Inspired by an old Steven Raichlen recipe, the key ingredient, a sticky beer and ginger glaze, has been one of our grilling standbys for years. While most dark beers will do the trick, we’ve found that Southern Pecan Nut Brown Ale by Mississippi’s Lazy Magnolia Brewing Company is perfect for slathering on meat—and for putting back while we’re manning the smoker. It has a hint of sweetness and an underlying nuttiness that beg to be paired with pig.

While you’ll be tempted to pull these ribs out of the smoker early, give them the full six hours they require. The succulent meat is worth the wait. Plus, it gives you a great reason to hang out by the smoker all day drinking beer.


Beer-Glazed Spare Ribs
2 slabs pork spare ribs
Vegetable oil
Your favorite barbecue rub

Sticky beer and ginger glaze
½ stick butter
2 inches of fresh ginger, peeled and microplaned or grated
½ cup brown beer
½ cup honey

The night before you plan to smoke the ribs, coat them in oil, then a dusting of salt and pepper, as well as your favorite barbecue rub. Cover and refrigerate overnight.

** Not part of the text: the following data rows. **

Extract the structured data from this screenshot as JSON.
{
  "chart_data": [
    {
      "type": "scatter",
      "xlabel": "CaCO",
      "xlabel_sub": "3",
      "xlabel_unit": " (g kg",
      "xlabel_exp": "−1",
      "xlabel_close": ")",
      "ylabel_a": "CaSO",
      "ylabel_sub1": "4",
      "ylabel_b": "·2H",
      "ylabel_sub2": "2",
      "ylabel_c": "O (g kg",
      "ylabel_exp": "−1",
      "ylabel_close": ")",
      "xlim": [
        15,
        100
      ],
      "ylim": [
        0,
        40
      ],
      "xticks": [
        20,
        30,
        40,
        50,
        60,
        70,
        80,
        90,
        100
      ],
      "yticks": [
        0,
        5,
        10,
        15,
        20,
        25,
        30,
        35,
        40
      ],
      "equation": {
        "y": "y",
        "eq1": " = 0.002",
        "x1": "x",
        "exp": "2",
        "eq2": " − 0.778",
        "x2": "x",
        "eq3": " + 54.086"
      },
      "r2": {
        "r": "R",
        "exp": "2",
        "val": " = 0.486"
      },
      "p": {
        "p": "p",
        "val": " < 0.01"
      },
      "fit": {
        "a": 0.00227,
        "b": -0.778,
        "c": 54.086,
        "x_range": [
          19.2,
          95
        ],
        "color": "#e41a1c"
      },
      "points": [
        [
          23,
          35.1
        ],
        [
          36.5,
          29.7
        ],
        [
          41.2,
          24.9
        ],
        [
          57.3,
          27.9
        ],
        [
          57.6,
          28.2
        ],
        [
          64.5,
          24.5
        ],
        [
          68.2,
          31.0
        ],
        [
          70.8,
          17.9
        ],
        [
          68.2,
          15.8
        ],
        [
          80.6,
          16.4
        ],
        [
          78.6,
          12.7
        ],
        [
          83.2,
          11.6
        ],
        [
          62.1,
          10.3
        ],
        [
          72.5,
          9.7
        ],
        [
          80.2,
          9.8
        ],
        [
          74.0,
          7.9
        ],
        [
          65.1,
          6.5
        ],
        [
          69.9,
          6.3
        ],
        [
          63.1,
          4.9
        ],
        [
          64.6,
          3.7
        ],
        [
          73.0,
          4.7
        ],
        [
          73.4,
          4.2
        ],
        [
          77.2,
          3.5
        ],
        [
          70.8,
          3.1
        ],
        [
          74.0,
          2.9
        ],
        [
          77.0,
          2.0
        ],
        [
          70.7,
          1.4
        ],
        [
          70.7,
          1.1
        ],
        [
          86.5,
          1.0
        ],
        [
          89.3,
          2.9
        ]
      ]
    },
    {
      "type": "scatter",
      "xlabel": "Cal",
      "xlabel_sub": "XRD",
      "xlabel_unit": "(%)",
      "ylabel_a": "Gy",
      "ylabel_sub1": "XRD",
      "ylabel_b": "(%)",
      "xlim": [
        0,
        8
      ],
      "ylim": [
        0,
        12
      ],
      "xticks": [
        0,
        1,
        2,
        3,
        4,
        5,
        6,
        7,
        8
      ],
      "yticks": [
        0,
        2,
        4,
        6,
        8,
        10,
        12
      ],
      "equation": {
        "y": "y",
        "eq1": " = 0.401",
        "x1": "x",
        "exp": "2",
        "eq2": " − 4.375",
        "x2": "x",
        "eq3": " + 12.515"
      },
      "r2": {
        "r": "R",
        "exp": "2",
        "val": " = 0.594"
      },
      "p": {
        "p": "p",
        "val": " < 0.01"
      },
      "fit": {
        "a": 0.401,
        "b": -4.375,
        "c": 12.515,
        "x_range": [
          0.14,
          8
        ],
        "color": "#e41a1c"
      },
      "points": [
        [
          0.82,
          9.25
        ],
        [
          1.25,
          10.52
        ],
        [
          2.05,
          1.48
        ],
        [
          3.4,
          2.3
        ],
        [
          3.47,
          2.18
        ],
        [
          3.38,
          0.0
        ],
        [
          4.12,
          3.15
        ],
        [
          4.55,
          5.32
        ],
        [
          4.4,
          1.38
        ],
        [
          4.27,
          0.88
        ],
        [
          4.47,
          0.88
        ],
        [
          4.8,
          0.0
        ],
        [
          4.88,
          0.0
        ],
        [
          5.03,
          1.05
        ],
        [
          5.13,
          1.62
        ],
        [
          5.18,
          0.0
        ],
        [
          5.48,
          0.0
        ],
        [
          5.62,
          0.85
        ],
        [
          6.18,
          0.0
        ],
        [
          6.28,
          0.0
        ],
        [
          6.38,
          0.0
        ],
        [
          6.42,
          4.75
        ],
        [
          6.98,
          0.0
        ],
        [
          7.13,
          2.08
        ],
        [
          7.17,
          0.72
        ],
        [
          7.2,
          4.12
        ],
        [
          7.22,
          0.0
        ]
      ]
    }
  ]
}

The next day, fire up your smoker and set it at 225 to 250 degrees F. Add the ribs to the smoker and let them cook for 3 hours.

Near the end of the 3 hours, make the glaze by melting the butter in a saucepan, then adding the ginger. Let the ginger cook in the butter for a few minutes, until it becomes aromatic but not brown. Add the beer and the honey and stir to combine. Remove the pan from the heat and set it aside.

Glaze the ribs and wrap in tin foil (make sure the foil closes on top). After one hour, open the foil and glaze again, then reseal the foil. After another hour has passed, glaze the ribs once more (the ribs should cook for a total of 6 hours). This time, don’t reseal the ribs but leave the tin foil open so the glaze can get sticky.

Remove the ribs and allow them to cool for 20 minutes. Slice ribs and serve with the same beer you used in the glaze, plus your favorite BBQ sides. Oh, and take a bow, of course.